GRE Reading Comprehension: Manhatton-GRE阅读Manhatton - V1S2CAL6126X4157B$

Though an echo is a fairly simple acoustic phenomenon – a reflection of sound waves off some hard surface – it occurs only under very specific circumstances. Imagine a listener standing at the sound source. The reflecting object must be more than 11.3 meters away from the sound source, or the echo will return too soon to be distinguishable from the original sound. A reflecting object more than about 170 meters, on the other hand, will rarely produce an audible echo, since sound dissipates with distance. Further, multiple surfaces each reflecting the same original sound to the same listener will likely not produce an echo, but a reverberation, a persistent sound gradually decreasing in amplitude until the listener can no longer hear it. Common though echoes are then, it is unsurprising that some sounds seem to produce no echo. A centuries-old tradition holds that a duck's quack does not echo. Scientists in the Acoustics Department of the University of Salford set out to test and explain this claim. They recorded a duck, Daisy, first in an anechoic chamber filled with sound-absorbing fiberglass wedges, then in an echo chamber with the acoustical properties of a small cathedral. The sound of the duck quacking in the anechoic chamber was clearly different from the sound of the duck quacking in the echo chamber, but the researchers acknowledged that it would be very hard to recognize an echo in the latter recording without having very recently heard the former.

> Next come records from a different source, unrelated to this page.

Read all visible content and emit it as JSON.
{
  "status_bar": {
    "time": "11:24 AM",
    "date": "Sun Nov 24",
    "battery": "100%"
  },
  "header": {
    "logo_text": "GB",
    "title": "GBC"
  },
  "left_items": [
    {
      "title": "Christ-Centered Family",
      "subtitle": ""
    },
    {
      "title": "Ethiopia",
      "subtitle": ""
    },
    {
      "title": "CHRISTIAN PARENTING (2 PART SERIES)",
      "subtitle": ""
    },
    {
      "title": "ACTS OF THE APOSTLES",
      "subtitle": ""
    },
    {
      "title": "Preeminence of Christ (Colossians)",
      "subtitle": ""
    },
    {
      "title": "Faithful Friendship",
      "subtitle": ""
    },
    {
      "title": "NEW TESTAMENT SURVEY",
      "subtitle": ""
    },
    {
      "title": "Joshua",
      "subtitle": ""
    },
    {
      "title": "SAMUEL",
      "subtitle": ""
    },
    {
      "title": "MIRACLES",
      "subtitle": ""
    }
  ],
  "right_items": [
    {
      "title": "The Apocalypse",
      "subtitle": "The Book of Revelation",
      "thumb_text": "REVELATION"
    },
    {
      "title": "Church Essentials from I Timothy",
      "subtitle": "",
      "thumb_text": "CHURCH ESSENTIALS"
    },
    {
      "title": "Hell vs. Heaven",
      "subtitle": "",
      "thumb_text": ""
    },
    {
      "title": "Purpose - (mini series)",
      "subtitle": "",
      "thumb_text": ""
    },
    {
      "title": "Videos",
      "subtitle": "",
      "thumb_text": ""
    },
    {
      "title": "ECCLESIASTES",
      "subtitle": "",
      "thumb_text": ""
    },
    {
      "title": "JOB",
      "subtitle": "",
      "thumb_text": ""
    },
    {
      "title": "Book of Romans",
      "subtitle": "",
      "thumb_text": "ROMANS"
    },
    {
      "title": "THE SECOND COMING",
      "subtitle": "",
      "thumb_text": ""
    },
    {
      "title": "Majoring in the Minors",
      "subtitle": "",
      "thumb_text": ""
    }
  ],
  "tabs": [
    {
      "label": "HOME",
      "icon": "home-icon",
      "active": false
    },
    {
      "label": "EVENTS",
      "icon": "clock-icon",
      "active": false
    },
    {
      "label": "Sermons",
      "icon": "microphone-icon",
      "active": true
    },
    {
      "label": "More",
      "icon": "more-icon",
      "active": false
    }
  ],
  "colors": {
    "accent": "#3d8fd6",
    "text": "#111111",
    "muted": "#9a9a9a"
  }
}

Partly this is because a quack isn't a single burst of sound, but fades in and out, so that the beginning of the echo might blend with the end of the original sound. Partly it is because a quack is just not very loud. The Salford researchers also speculate that most people may simply not encounter ducks in proximity to reflectors such as buildings or mountains. A further complication, though one the researchers leave unremarked, is that people generally hear ducks in flocks, where one quack might be indistinguishable from the echo of another.